Since reaching a peak of $951 billion in 2013, Turkey’s gross domestic product has reversed its growth trend, falling to $754 billion in 2019 in nominal terms—a drop of $200 billion, nearly the size of the GDP of Greece, in six years. The lackluster performance of the economy has had a political impact on the AKP’s popularity at home. According to the pollster Metropoll, support for the AKP had fallen to 31 percent in August 2020—a significant drop from the 43 percent of votes the party received in the 2018 parliamentary elections.

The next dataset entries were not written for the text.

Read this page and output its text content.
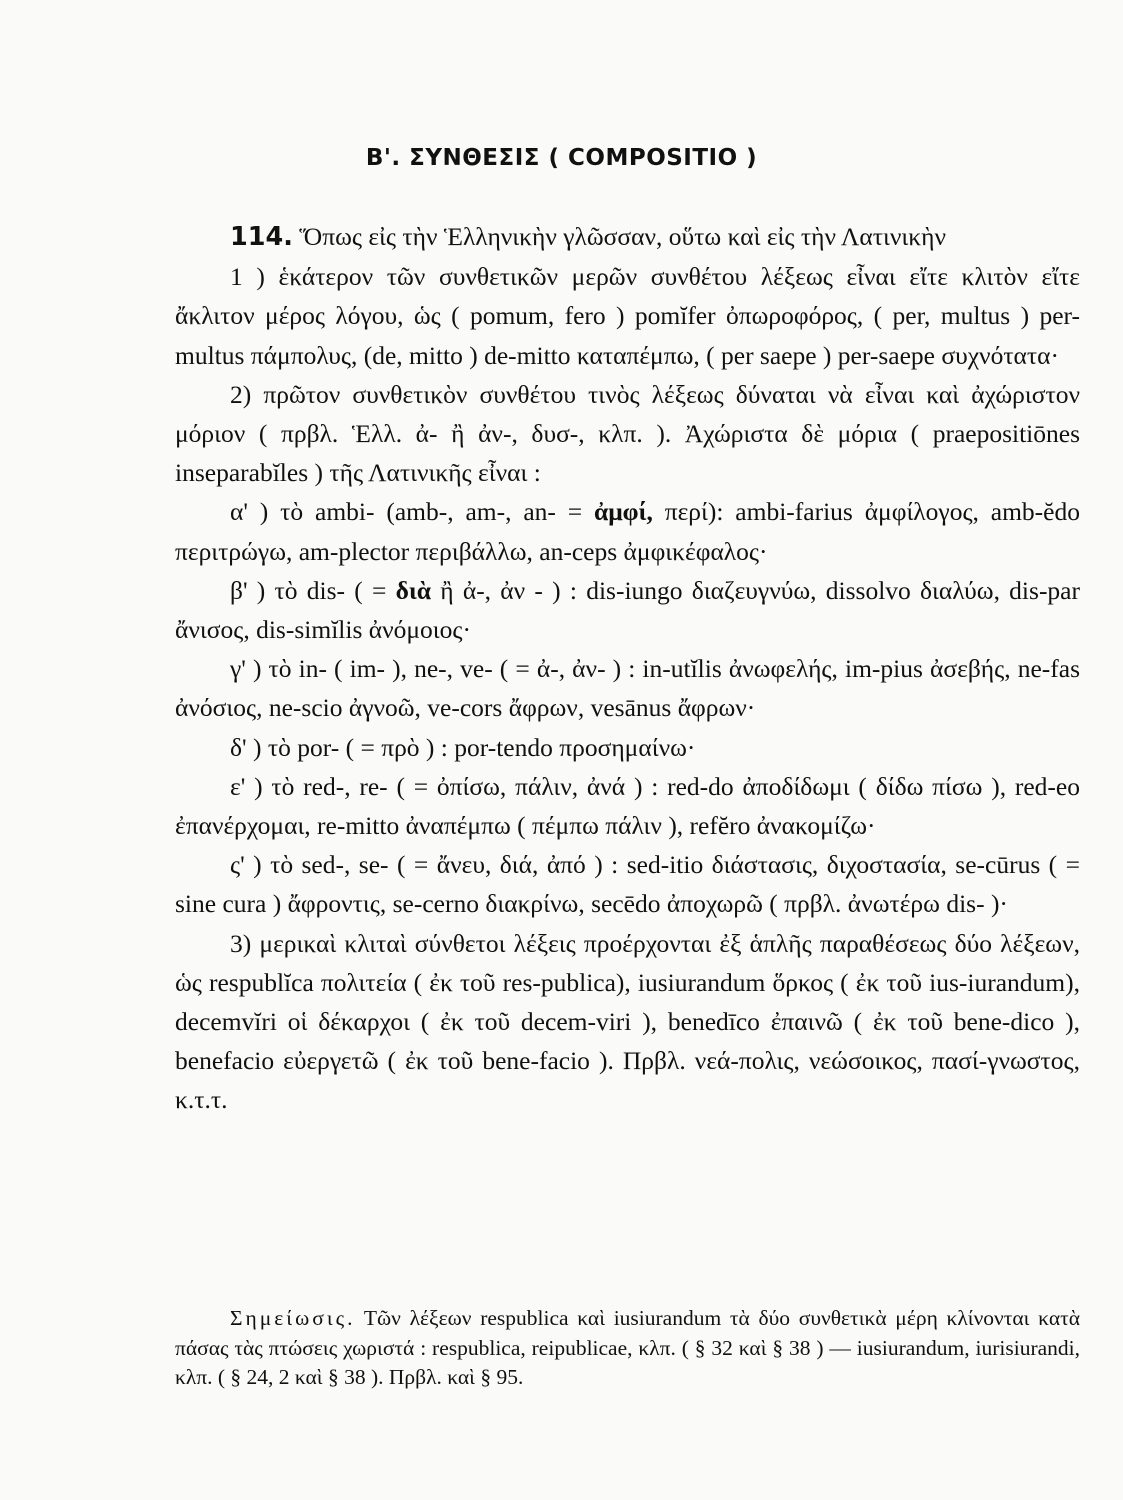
Β'. ΣΥΝΘΕΣΙΣ ( COMPOSITIO )

114. Ὅπως εἰς τὴν Ἑλληνικὴν γλῶσσαν, οὕτω καὶ εἰς τὴν Λατινικὴν

1 ) ἑκάτερον τῶν συνθετικῶν μερῶν συνθέτου λέξεως εἶναι εἴτε κλιτὸν εἴτε ἄκλιτον μέρος λόγου, ὡς ( pomum, fero ) pomĭfer ὀπωροφόρος, ( per, multus ) per-multus πάμπολυς, (de, mitto ) de-mitto καταπέμπω, ( per saepe ) per-saepe συχνότατα·

2) πρῶτον συνθετικὸν συνθέτου τινὸς λέξεως δύναται νὰ εἶναι καὶ ἀχώριστον μόριον ( πρβλ. Ἑλλ. ἀ- ἢ ἀν-, δυσ-, κλπ. ). Ἀχώριστα δὲ μόρια ( praepositiōnes inseparabĭles ) τῆς Λατινικῆς εἶναι :

α' ) τὸ ambi- (amb-, am-, an- = ἀμφί, περί): ambi-farius ἀμφίλογος, amb-ĕdo περιτρώγω, am-plector περιβάλλω, an-ceps ἀμφικέφαλος·

β' ) τὸ dis- ( = διὰ ἢ ἀ-, ἀν - ) : dis-iungo διαζευγνύω, dissolvo διαλύω, dis-par ἄνισος, dis-simĭlis ἀνόμοιος·

γ' ) τὸ in- ( im- ), ne-, ve- ( = ἀ-, ἀν- ) : in-utĭlis ἀνωφελής, im-pius ἀσεβής, ne-fas ἀνόσιος, ne-scio ἀγνοῶ, ve-cors ἄφρων, vesānus ἄφρων·

δ' ) τὸ por- ( = πρὸ ) : por-tendo προσημαίνω·

ε' ) τὸ red-, re- ( = ὀπίσω, πάλιν, ἀνά ) : red-do ἀποδίδωμι ( δίδω πίσω ), red-eo ἐπανέρχομαι, re-mitto ἀναπέμπω ( πέμπω πάλιν ), refĕro ἀνακομίζω·

ς' ) τὸ sed-, se- ( = ἄνευ, διά, ἀπό ) : sed-itio διάστασις, διχοστασία, se-cūrus ( = sine cura ) ἄφροντις, se-cerno διακρίνω, secēdo ἀποχωρῶ ( πρβλ. ἀνωτέρω dis- )·

3) μερικαὶ κλιταὶ σύνθετοι λέξεις προέρχονται ἐξ ἁπλῆς παραθέσεως δύο λέξεων, ὡς respublĭca πολιτεία ( ἐκ τοῦ res-publica), iusiurandum ὅρκος ( ἐκ τοῦ ius-iurandum), decemvĭri οἱ δέκαρχοι ( ἐκ τοῦ decem-viri ), benedīco ἐπαινῶ ( ἐκ τοῦ bene-dico ), benefacio εὐεργετῶ ( ἐκ τοῦ bene-facio ). Πρβλ. νεά-πολις, νεώσοικος, πασί-γνωστος, κ.τ.τ.

Σημείωσις. Τῶν λέξεων respublica καὶ iusiurandum τὰ δύο συνθετικὰ μέρη κλίνονται κατὰ πάσας τὰς πτώσεις χωριστά : respublica, reipublicae, κλπ. ( § 32 καὶ § 38 ) — iusiurandum, iurisiurandi, κλπ. ( § 24, 2 καὶ § 38 ). Πρβλ. καὶ § 95.
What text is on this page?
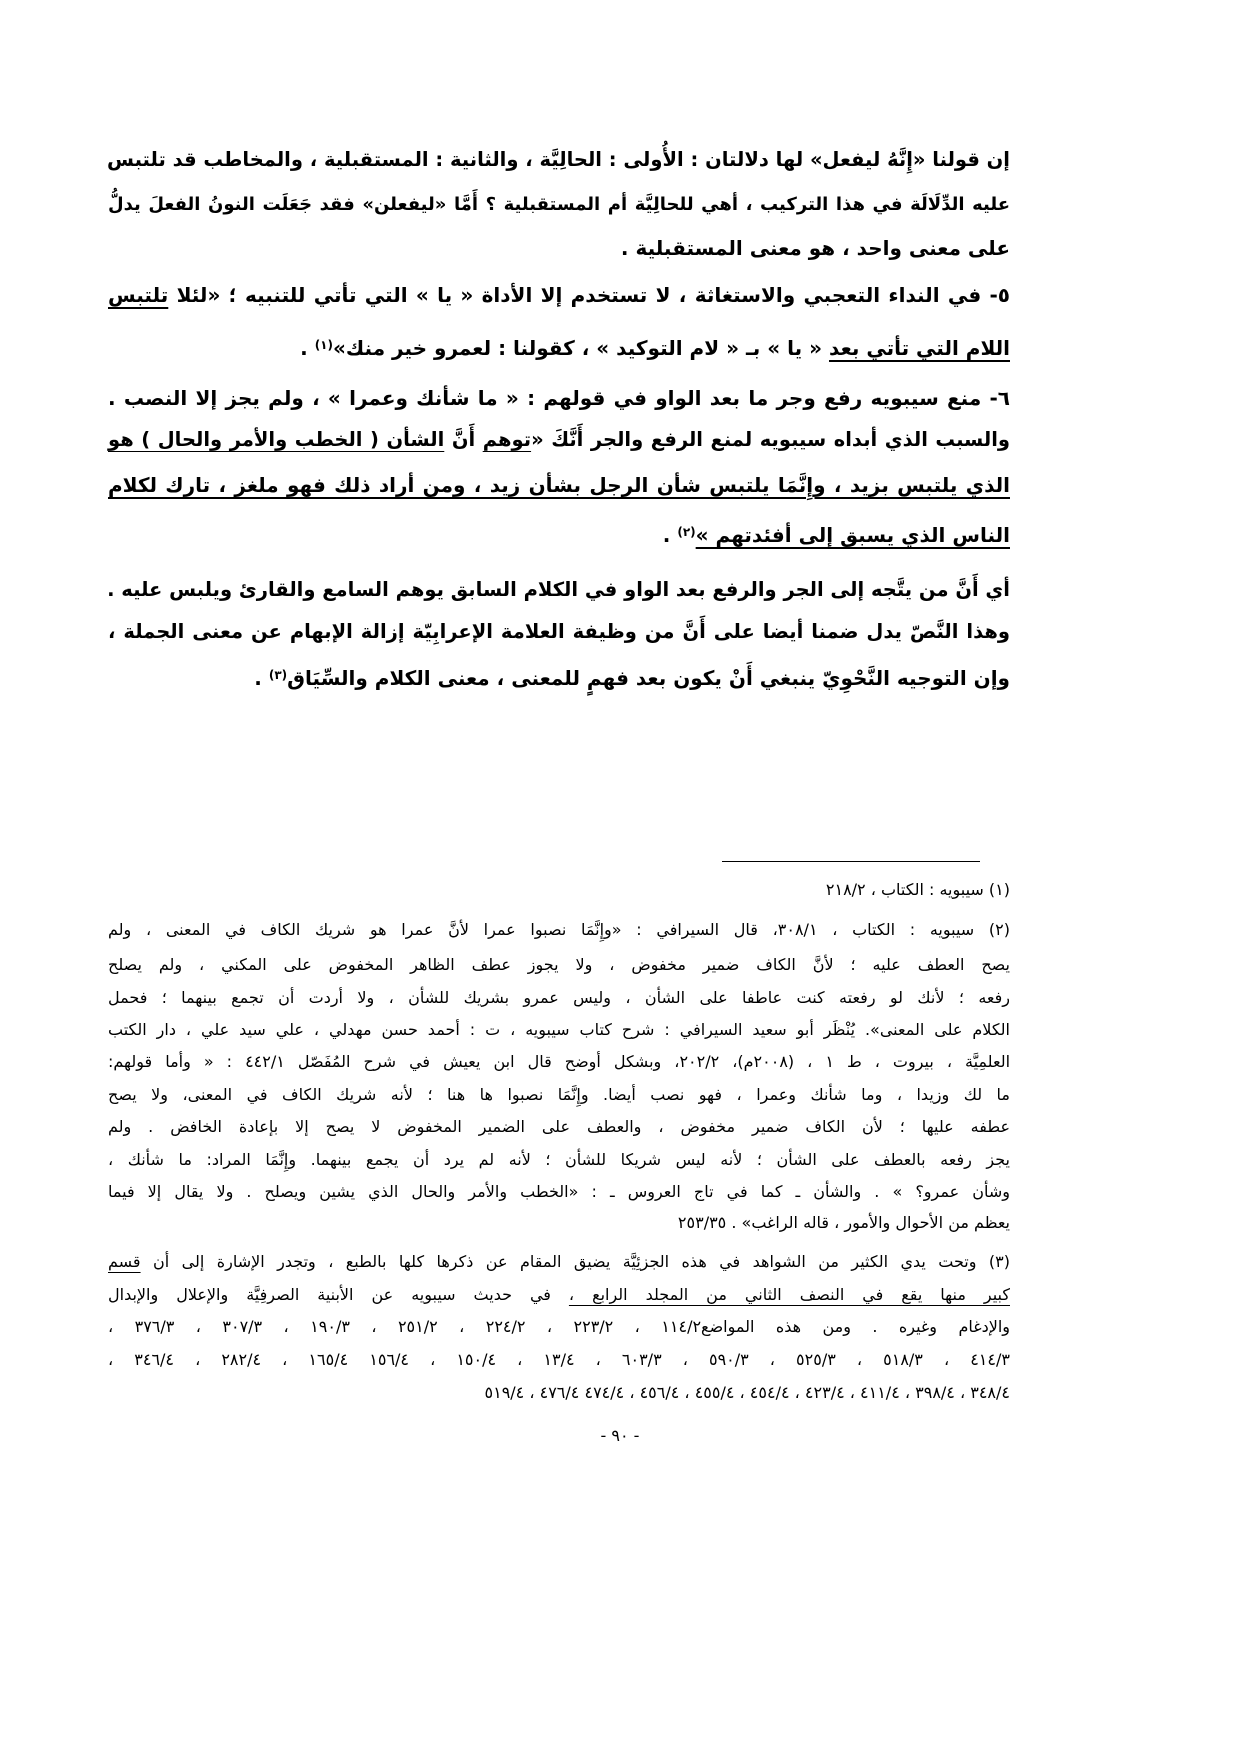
إن قولنا «إِنَّهُ ليفعل» لها دلالتان : الأُولى : الحالِيَّة ، والثانية : المستقبلية ، والمخاطب قد تلتبس
عليه الدِّلَالَة في هذا التركيب ، أهي للحالِيَّة أم المستقبلية ؟ أَمَّا «ليفعلن» فقد جَعَلَت النونُ الفعلَ يدلُّ
على معنى واحد ، هو معنى المستقبلية .
٥- في النداء التعجبي والاستغاثة ، لا تستخدم إلا الأداة « يا » التي تأتي للتنبيه ؛ «لئلا تلتبس
اللام التي تأتي بعد « يا » بـ « لام التوكيد » ، كقولنا : لعمرو خير منك»$^{(١)}$ .
٦- منع سيبويه رفع وجر ما بعد الواو في قولهم : « ما شأنك وعمرا » ، ولم يجز إلا النصب .
والسبب الذي أبداه سيبويه لمنع الرفع والجر أَنَّكَ «توهم أَنَّ الشأن ( الخطب والأمر والحال ) هو
الذي يلتبس بزيد ، وإِنَّمَا يلتبس شأن الرجل بشأن زيد ، ومن أراد ذلك فهو ملغز ، تارك لكلام
الناس الذي يسبق إلى أفئدتهم »$^{(٢)}$ .
أي أَنَّ من يتَّجه إلى الجر والرفع بعد الواو في الكلام السابق يوهم السامع والقارئ ويلبس عليه .
وهذا النَّصّ يدل ضمنا أيضا على أَنَّ من وظيفة العلامة الإعرابِيّة إزالة الإبهام عن معنى الجملة ،
وإن التوجيه النَّحْوِيّ ينبغي أَنْ يكون بعد فهمٍ للمعنى ، معنى الكلام والسِّيَاق$^{(٣)}$ .
(١) سيبويه : الكتاب ، ٢١٨/٢
(٢) سيبويه : الكتاب ، ٣٠٨/١، قال السيرافي : «وإِنَّمَا نصبوا عمرا لأنَّ عمرا هو شريك الكاف في المعنى ، ولم
يصح العطف عليه ؛ لأنَّ الكاف ضمير مخفوض ، ولا يجوز عطف الظاهر المخفوض على المكني ، ولم يصلح
رفعه ؛ لأنك لو رفعته كنت عاطفا على الشأن ، وليس عمرو بشريك للشأن ، ولا أردت أن تجمع بينهما ؛ فحمل
الكلام على المعنى». يُنْظَر أبو سعيد السيرافي : شرح كتاب سيبويه ، ت : أحمد حسن مهدلي ، علي سيد علي ، دار الكتب
العلمِيَّة ، بيروت ، ط ١ ، (٢٠٠٨م)، ٢٠٢/٢، وبشكل أوضح قال ابن يعيش في شرح المُفَصّل ٤٤٢/١ : « وأما قولهم:
ما لك وزيدا ، وما شأنك وعمرا ، فهو نصب أيضا. وإِنَّمَا نصبوا ها هنا ؛ لأنه شريك الكاف في المعنى، ولا يصح
عطفه عليها ؛ لأن الكاف ضمير مخفوض ، والعطف على الضمير المخفوض لا يصح إلا بإعادة الخافض . ولم
يجز رفعه بالعطف على الشأن ؛ لأنه ليس شريكا للشأن ؛ لأنه لم يرد أن يجمع بينهما. وإِنَّمَا المراد: ما شأنك ،
وشأن عمرو؟ » . والشأن ـ كما في تاج العروس ـ : «الخطب والأمر والحال الذي يشين ويصلح . ولا يقال إلا فيما
يعظم من الأحوال والأمور ، قاله الراغب» . ٢٥٣/٣٥
(٣) وتحت يدي الكثير من الشواهد في هذه الجزئِيَّة يضيق المقام عن ذكرها كلها بالطبع ، وتجدر الإشارة إلى أن قسم
كبير منها يقع في النصف الثاني من المجلد الرابع ، في حديث سيبويه عن الأبنية الصرفِيَّة والإعلال والإبدال
والإدغام وغيره . ومن هذه المواضع١١٤/٢ ، ٢٢٣/٢ ، ٢٢٤/٢ ، ٢٥١/٢ ، ١٩٠/٣ ، ٣٠٧/٣ ، ٣٧٦/٣ ،
٤١٤/٣ ، ٥١٨/٣ ، ٥٢٥/٣ ، ٥٩٠/٣ ، ٦٠٣/٣ ، ١٣/٤ ، ١٥٠/٤ ، ١٥٦/٤ ١٦٥/٤ ، ٢٨٢/٤ ، ٣٤٦/٤ ،
٣٤٨/٤ ، ٣٩٨/٤ ، ٤١١/٤ ، ٤٢٣/٤ ، ٤٥٤/٤ ، ٤٥٥/٤ ، ٤٥٦/٤ ، ٤٧٤/٤ ٤٧٦/٤ ، ٥١٩/٤
- ٩٠ -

But those who wonder whether a weak economy will eventually curb Erdogan’s activist foreign policy may be asking the wrong question. As Turkey’s involvement in Syria, Libya, and now Nagorno-Karabakh have shown, the economy may not be a constraint on the conduct of Turkey’s hard-power foreign policy, but rather its source.
The conflicts perpetuate the perception that Turkey is a country under siege, being continually attacked by malign actors. They nurture the need for strong leadership. But more importantly, they create a false dichotomy and compel the electorate to choose between economic well-being and national security. That is the dilemma facing Turkey’s policymakers today.
A foreign policy that gives priority to combative rhetoric, hard power, and maligning the West can be politically useful in the short term, but remains incompatible with the long-term requirement of stabilizing the economy. And yet it is the country’s economic performance that will ultimately determine the fate of the next national political contest when the time comes.